Проскурин с виду был увалень. Лицо круглое, румяное, в веснушках и зимой и летом. Глаза — щелочки.
«Факт точный — проверено, — сказал он. — Боевой опыт из БУП возьму, часть первая. А имя-отечество!.. Ниоткуда не возьмешь. Прочтет человек — полная ясность».
Потом я в нашей газете сразу находил проскуринские заметки: «младший сержант Николай Иллиадорович Ступин, рядовой боец Тимофей Максимович Логинов»; узнавал их, даже если заметки не были подписаны.
И тогда, и после, вспоминая собственное незадачливое сочинительство, я часто думал, что в газетных писаниях присутствует неприятная двойственность. Пишешь о человеке и для этого человека, а стараешься, чтобы было покрасивее, чтобы втиснулось нечто свое, чтобы понравилось. Не этому человеку, а в редакции и вообще. Проскурин думал только о том, о ком писал, писал для него одного.
От «имен-отечеств», пестревших по всей полосе — заметок до пяти на странице, — наша газетка выглядела совсем непохоже на другие.
Проскурин вскоре погиб. Через несколько недель после его гибели я попал в корпусной медсанбат, и тамошняя сестричка, Люда, сказала о нем:
— Очень его бабы любили…
— И вы, Люда?
— Я что ж — не баба?
Потом она сказала странно и проникновенно:
— У каждой бабы есть уголок в душе, коснется если кто — и все ключики у него…
…Наконец Жуков решился:
— Оформляйте документы. Нечего застаиваться!
Все-таки он вставил любимое словцо.
Пока заправляли машину, я зашел в хату, где квартировал, попросил у хозяйки ножницы и с остервенением даже разрезал и содрал прогипсованные бинты. Несросшееся ребро выпирало острыми углами, и казалось, вот-вот прорвет только наросшую кожу. Грудь болела, но хоть можно было дышать.

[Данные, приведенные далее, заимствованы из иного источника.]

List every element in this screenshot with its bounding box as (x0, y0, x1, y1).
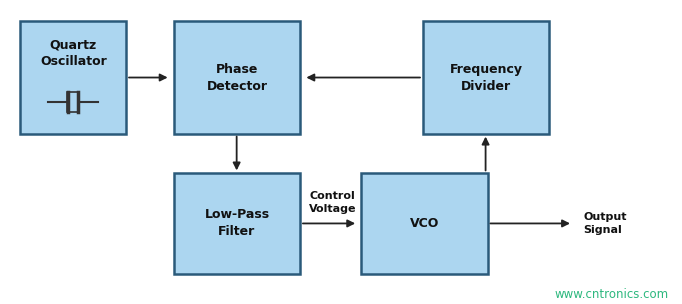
Bar (361, 173, 488, 274)
Bar (67, 92, 79, 112)
Bar (423, 21, 549, 134)
Text: Quartz
Oscillator: Quartz Oscillator (40, 38, 106, 68)
Text: Phase
Detector: Phase Detector (207, 63, 267, 92)
Text: VCO: VCO (410, 217, 439, 230)
Text: www.cntronics.com: www.cntronics.com (554, 288, 668, 301)
Text: Output
Signal: Output Signal (583, 212, 627, 235)
Bar (174, 173, 300, 274)
Bar (174, 21, 300, 134)
Text: Low-Pass
Filter: Low-Pass Filter (205, 209, 269, 238)
Text: Control
Voltage: Control Voltage (309, 191, 357, 214)
Text: Frequency
Divider: Frequency Divider (449, 63, 522, 92)
Bar (20, 21, 126, 134)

Курка зашел в низенькие двери землянки, не наклонив головы. Сразу стало понятно, что гришинское слово «мальчик» единственно и подходит к нему. Лицо в полумраке землянки сперва трудно было разглядеть — светлое пятнышко. Потом вырисовывались русые, ржаного оттенка волосы, ежиком выглядывающие из-под пилотки, зеленовато-серые глаза.
Докладываясь, он стоял по команде «смирно».
Когда генерал сказал Курке о поездке в Листопадовку, на лице его выразилась не то чтобы радость, а удивление, как у ребенка, которому протянули игрушку, а он не решается взять ее.
— Сколько сегодня снял? — спросил генерал.
— Троих, товарищ генерал! — четко отрапортовал Курка. Лицо отвердело, в углах сильно сжавшихся губ прочертились глубокие морщинки.
— Спасибо за службу! — сказал генерал.
— Служу Советскому Союзу!
Это выражение с каменно сжатыми губами установилось было на мгновение и больше не возникало на лице Курки, пока тянулась — быстро и нескончаемо — наша поездка, «чудо», как говорил Гришин.
По распоряжению генерала в неурочный час открыли походную автолавку Военторга, и продавщица помогла Курке выбрать подарки для родичей: сапоги, отрез бостона на костюм, кофточку, одеколон, пудру, шелковую косынку.
…С войны прошло двадцать четыре года, а с той поездки — четверть века. Четверть века календарного и половина мирного срока жизни. А со сроком жизни, отпущенным Курке, — как же Гришин почувствовал смертельную сжатость этого срока, — послевоенные годы даже нельзя сравнивать.
За четверть века многое стерлось в памяти, даже большие сражения, взятие городов, а эта поездка все выныривает — клочками, отдельными минутами, больно выталкивается, как вылезают при вдохе половинки сломанного ребра.
Курка выбирал подарки, мысленно перебирая, должно быть, тех, кто оставался в Листопадовке, — и неизвестно, живы ли после немцев. Он осторожно трогал пальцами непривычные вещи — шелковую косынку, флакон духов, коробочку пудры.
Снайперская винтовка стояла, прислоненная к прилавку; оптический прицел вместо немецких солдат ловил солнечного зайчика, как в игре, отбрасывая его на стену.
Шелковая косынка… Вероятно, для той девочки — Оксаны… Ксюши…
Курка рассказал мне о ней позже, на третий день нашей поездки, в которой дни для него были как годы обычной жизни. Ксюша, которая как-то — одна-единственная десятилетняя вещая душа — дозналась, что мальчик задумал бежать, когда Ксюшин отец, Куркин дядя, избил его, и догнала мальчика, нашла, хотя была очень темная ночь, обняла, поцеловала.